Upon his return to BJU, Mark initiated computer-assisted instruction (CAI) for the music theory classes. Several generations of aural skills software were implemented over the years in the theory curriculum, including GUIDO, Music Lab, and Practica Musica. Use of the CAI software greatly enhanced students' grasp of aural skills. Mark also developed programmed ear-training assessment drills which were used briefly and were superseded by computer-based platforms. For many years, Mark supervised group piano instruction, oversaw the design and setup of a new Roland keyboard lab, and supervised maintenance of the equipment. Following this, he oversaw the design and equipping of the new music technology lab and served as chair of the Department of Music Technology until this department was absorbed into another department.
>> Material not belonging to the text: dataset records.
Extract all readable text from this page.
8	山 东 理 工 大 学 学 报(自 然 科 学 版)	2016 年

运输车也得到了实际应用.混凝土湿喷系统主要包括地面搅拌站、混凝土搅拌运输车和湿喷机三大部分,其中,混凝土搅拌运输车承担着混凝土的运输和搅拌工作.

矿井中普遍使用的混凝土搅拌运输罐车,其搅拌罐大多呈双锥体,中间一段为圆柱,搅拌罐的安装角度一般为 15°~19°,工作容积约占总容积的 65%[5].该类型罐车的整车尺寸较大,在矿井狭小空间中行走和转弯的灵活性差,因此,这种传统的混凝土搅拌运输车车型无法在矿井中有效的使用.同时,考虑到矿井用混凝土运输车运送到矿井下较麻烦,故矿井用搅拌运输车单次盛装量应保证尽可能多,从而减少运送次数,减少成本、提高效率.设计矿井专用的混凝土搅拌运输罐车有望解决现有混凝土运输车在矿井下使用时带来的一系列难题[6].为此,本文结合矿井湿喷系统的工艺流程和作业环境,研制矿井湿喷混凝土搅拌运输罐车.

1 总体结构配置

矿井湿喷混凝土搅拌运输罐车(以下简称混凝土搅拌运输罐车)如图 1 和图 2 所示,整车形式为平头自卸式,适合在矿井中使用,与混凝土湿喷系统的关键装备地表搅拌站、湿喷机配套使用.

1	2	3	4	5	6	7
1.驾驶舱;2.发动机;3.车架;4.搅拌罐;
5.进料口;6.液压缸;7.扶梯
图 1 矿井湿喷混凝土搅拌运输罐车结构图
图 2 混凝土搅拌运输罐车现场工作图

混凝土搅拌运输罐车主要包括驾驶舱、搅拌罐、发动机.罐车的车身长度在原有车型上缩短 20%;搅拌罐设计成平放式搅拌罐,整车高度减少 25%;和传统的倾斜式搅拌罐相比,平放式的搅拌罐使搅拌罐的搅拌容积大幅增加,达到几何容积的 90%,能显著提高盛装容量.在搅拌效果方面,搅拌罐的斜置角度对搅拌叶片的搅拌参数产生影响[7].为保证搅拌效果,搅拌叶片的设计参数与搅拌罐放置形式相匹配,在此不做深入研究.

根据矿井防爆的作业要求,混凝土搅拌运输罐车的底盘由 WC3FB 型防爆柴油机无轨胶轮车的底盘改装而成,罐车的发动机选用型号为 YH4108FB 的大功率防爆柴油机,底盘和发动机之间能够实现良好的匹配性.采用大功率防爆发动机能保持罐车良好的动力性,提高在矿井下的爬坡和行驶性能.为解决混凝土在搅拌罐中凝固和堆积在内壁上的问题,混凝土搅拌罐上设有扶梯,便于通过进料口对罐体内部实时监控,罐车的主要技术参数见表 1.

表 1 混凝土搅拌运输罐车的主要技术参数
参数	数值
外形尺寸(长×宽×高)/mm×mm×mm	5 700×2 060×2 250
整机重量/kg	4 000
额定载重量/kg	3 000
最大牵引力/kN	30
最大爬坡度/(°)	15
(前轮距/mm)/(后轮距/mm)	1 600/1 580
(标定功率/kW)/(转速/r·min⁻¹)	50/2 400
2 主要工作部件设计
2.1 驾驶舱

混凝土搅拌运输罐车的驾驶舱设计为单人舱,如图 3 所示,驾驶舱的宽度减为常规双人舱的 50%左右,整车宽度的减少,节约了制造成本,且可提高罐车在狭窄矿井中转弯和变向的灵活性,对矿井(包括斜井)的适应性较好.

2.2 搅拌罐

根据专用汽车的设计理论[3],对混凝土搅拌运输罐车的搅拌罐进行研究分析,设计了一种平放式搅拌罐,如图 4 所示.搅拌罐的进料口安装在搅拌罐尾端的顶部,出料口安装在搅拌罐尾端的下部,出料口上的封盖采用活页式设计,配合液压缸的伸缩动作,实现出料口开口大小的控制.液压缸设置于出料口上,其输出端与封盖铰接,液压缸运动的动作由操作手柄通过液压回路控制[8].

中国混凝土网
Mark teaches core music theory courses, piano lessons to music majors, minors, and non-majors, a course in post-tonal compositional techniques, two courses in Schenkerian analysis, and Stylistic Analysis I and II.  He has compiled numerous ear-training drills into an Aural Skills Syllabus, which formerly was a required text for the core aural skills curriculum and continues to be used by faculty.

Mark's research interests are broad and ongoing. He has authored a text, Compositional and Stylistic Foundations of Western Music, that has been in continuous use in his courses Stylistic Analysis I and II for many years. Following the Fourth International Schenker Symposium at Mannes College in 2006, Mark studied with Edward Laufer, a leading Schenkerian analyst. Current research areas include counterpoint in the Baroque, Classical, and Romantic eras, voice leading using Schenkerian analysis, late-Romantic harmony, and post-tonal techniques.

Mark resides in Greenville, SC with his wife Joan, pianist, and German Shepherd, Ula.